For us ticket benders, MLB now has an app for that. Working with Apple’s new Passbook wallet technology, Giants fans can use their iPhones to present a virtual ticket at the gate of AT&T Park (same park, different name). Airlines and trains have been offering smartphone-based boarding passes for some while now, but even as an ardent eco-friendly sort, I find the displacement of paper for a virtual ticket or pass somewhat of an annoyance rather than an convenience. Speaking of being eco-friendly, some point out that many smartphone batteries will sit in landfills until cockroaches take over the world and many components are made of hazardous materials.
Let’s not digress. I see the issue here as one of practical applications that yield a benefit versus an app in search of a market (aka overkill). In my very first presentation for this company back in 1994 I was asked to talk about what consumer benefits will come with the future of the internet. I recall the overhead I presented included these thoughts: In order for Internet to flourish, it would need to allow a user to save time or money; offer a special, entertaining experience; fulfill some avarice (greed, lust, vanity) or provide something that was never available in the physical world.

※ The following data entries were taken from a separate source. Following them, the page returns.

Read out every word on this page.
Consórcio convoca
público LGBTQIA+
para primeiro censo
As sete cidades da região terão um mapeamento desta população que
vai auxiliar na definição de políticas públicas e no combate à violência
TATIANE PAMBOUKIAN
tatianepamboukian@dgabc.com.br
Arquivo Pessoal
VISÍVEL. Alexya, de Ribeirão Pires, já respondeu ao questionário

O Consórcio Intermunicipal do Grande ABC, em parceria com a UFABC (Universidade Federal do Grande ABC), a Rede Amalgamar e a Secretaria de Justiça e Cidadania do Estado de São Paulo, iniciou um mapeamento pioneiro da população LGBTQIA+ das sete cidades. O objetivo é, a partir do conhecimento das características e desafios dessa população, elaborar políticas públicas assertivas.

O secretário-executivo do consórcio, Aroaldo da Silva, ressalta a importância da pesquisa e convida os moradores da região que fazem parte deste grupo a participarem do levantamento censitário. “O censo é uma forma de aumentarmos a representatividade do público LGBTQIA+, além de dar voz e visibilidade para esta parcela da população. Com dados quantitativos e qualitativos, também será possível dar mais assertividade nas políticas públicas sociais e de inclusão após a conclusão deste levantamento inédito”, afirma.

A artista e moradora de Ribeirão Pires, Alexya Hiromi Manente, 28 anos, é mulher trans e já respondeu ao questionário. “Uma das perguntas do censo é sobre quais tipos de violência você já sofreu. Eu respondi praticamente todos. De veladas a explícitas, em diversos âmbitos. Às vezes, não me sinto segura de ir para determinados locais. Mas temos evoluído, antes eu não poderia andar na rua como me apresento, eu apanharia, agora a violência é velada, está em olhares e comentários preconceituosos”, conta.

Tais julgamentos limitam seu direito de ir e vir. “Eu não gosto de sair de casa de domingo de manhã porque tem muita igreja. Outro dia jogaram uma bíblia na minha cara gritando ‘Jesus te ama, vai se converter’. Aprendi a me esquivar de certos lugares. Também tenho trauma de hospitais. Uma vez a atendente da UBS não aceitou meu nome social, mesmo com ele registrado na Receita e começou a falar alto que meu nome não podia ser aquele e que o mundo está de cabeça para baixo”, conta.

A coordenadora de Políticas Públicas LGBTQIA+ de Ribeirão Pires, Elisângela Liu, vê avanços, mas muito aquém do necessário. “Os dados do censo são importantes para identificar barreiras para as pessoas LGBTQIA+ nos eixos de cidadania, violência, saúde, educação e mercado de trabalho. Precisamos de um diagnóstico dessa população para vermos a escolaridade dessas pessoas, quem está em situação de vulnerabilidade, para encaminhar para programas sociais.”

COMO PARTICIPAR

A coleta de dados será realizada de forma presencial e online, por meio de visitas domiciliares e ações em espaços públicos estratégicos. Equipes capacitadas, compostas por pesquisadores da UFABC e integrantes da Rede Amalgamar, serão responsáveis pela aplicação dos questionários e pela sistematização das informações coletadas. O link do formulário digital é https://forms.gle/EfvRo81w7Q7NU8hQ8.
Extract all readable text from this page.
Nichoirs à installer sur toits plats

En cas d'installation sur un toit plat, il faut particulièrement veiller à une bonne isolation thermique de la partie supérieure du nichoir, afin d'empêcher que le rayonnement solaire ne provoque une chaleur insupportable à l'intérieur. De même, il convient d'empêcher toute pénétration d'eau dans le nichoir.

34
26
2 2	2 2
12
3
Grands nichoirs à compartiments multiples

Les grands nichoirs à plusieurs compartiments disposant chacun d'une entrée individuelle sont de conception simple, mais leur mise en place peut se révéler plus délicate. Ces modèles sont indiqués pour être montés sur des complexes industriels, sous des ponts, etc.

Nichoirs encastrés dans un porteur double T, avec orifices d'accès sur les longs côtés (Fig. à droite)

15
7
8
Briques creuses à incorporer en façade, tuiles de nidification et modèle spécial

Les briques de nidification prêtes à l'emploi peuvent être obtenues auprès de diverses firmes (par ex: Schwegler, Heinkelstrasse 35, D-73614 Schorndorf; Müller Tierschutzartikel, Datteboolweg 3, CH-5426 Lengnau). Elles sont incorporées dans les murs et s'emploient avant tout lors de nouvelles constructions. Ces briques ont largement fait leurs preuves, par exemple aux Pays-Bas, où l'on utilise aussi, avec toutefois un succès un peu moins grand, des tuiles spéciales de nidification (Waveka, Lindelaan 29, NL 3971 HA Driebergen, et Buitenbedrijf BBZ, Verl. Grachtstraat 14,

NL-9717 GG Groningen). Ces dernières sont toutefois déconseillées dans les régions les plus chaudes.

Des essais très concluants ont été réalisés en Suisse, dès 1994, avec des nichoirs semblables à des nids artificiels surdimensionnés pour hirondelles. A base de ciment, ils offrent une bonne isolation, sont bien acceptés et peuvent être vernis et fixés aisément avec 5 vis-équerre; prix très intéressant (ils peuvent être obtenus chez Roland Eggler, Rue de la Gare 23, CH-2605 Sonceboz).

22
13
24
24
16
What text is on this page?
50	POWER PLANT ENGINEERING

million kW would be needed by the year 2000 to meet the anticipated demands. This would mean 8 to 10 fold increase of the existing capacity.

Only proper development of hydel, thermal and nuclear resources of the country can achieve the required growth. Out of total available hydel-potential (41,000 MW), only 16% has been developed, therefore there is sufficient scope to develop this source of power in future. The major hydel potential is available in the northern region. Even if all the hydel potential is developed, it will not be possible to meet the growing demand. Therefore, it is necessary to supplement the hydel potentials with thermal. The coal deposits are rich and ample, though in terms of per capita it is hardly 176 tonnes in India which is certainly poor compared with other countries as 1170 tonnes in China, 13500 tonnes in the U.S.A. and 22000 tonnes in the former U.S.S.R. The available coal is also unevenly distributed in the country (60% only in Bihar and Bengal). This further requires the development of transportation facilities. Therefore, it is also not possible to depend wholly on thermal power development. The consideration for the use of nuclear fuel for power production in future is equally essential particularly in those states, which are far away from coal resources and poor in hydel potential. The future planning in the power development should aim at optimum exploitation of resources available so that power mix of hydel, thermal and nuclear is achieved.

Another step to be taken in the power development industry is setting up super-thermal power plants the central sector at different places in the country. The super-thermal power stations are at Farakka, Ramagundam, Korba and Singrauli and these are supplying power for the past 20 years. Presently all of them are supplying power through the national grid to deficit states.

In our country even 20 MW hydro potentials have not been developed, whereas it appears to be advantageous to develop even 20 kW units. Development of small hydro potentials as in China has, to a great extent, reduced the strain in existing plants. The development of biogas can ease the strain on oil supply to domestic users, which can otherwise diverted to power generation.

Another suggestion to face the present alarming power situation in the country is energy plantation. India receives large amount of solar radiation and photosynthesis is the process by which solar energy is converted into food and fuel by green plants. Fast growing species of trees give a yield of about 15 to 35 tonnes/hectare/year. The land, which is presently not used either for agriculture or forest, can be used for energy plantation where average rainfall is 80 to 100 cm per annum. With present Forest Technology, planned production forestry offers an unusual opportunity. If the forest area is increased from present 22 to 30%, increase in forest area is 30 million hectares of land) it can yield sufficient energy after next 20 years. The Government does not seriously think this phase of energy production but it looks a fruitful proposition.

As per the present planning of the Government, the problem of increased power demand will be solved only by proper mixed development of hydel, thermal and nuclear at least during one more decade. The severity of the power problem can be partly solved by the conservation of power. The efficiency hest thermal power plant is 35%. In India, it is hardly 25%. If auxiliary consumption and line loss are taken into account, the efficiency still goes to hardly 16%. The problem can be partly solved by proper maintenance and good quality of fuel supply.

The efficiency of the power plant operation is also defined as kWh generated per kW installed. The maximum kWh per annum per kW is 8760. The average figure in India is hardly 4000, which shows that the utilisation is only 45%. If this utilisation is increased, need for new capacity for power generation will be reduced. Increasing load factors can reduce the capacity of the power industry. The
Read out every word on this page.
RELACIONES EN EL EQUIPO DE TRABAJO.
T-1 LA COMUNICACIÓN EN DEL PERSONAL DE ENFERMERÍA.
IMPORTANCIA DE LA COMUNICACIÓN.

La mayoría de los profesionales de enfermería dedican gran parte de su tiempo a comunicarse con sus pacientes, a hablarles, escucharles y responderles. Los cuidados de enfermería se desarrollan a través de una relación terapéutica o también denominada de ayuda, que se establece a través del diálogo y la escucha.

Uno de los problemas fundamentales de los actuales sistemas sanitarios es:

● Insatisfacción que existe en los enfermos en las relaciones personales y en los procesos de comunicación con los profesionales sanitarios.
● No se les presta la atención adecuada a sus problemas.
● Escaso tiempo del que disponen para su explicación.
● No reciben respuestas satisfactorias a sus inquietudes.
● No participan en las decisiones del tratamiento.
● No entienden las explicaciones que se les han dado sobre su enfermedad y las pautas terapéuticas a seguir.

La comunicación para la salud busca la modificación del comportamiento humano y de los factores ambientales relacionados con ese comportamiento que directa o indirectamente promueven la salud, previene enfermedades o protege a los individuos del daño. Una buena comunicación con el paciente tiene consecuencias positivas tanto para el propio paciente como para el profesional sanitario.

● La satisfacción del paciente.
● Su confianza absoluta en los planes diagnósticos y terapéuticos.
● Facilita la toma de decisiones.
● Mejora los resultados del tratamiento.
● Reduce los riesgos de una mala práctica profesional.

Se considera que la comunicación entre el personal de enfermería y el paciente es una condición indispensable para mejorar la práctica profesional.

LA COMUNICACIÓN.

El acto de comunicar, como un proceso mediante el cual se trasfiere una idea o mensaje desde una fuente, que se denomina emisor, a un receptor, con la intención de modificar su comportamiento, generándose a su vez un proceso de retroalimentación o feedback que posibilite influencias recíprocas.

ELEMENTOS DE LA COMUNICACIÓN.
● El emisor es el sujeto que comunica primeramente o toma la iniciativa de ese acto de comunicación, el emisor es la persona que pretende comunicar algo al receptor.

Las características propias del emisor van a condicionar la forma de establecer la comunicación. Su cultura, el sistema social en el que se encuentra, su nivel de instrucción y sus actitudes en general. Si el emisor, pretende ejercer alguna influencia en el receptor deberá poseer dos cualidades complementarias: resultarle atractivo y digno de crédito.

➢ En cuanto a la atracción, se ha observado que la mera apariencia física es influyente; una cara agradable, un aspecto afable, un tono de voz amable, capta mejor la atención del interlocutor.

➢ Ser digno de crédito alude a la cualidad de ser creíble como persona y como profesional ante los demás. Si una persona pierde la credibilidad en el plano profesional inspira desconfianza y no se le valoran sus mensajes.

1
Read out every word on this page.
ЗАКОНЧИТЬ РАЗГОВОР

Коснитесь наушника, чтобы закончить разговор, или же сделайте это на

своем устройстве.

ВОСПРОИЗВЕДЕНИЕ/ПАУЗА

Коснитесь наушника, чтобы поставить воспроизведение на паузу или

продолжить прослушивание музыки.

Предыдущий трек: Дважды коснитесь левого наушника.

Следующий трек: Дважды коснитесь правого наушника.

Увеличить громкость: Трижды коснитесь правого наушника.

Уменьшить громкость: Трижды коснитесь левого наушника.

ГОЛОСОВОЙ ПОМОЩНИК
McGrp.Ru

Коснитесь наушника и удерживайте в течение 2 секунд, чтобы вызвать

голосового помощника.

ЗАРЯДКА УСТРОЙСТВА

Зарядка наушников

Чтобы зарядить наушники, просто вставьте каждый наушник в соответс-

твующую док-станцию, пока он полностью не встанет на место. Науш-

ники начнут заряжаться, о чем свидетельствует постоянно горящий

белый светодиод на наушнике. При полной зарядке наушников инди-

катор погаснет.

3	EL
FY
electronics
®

What sort of convenience does a virtual ticket offer? Are existing tickets so cumbersome they need to be replaced? One could just as easily lose a smartphone or accidentally delete the ticket from the phone as lose the paper ticket. Do I believe in virtual wallet technology? Absolutely—especially for lower priced transactions such as buying a cup of coffee at Starbucks or a Happy Meal at Mickey D’s. For a ride at Disneyland where a virtual ticket could speed up the line for the teacup side? For sure.
Virtual wallets are great, and if the current Tower of Babel scenario of competing forces comes to some resolution, they will be a godsend for many digital marketers (especially given the ability to gather data on the wallet holder) but the first step should be whether the deployment of a wallet in a commerce program offers a benefit to the consumer or is just for showing off.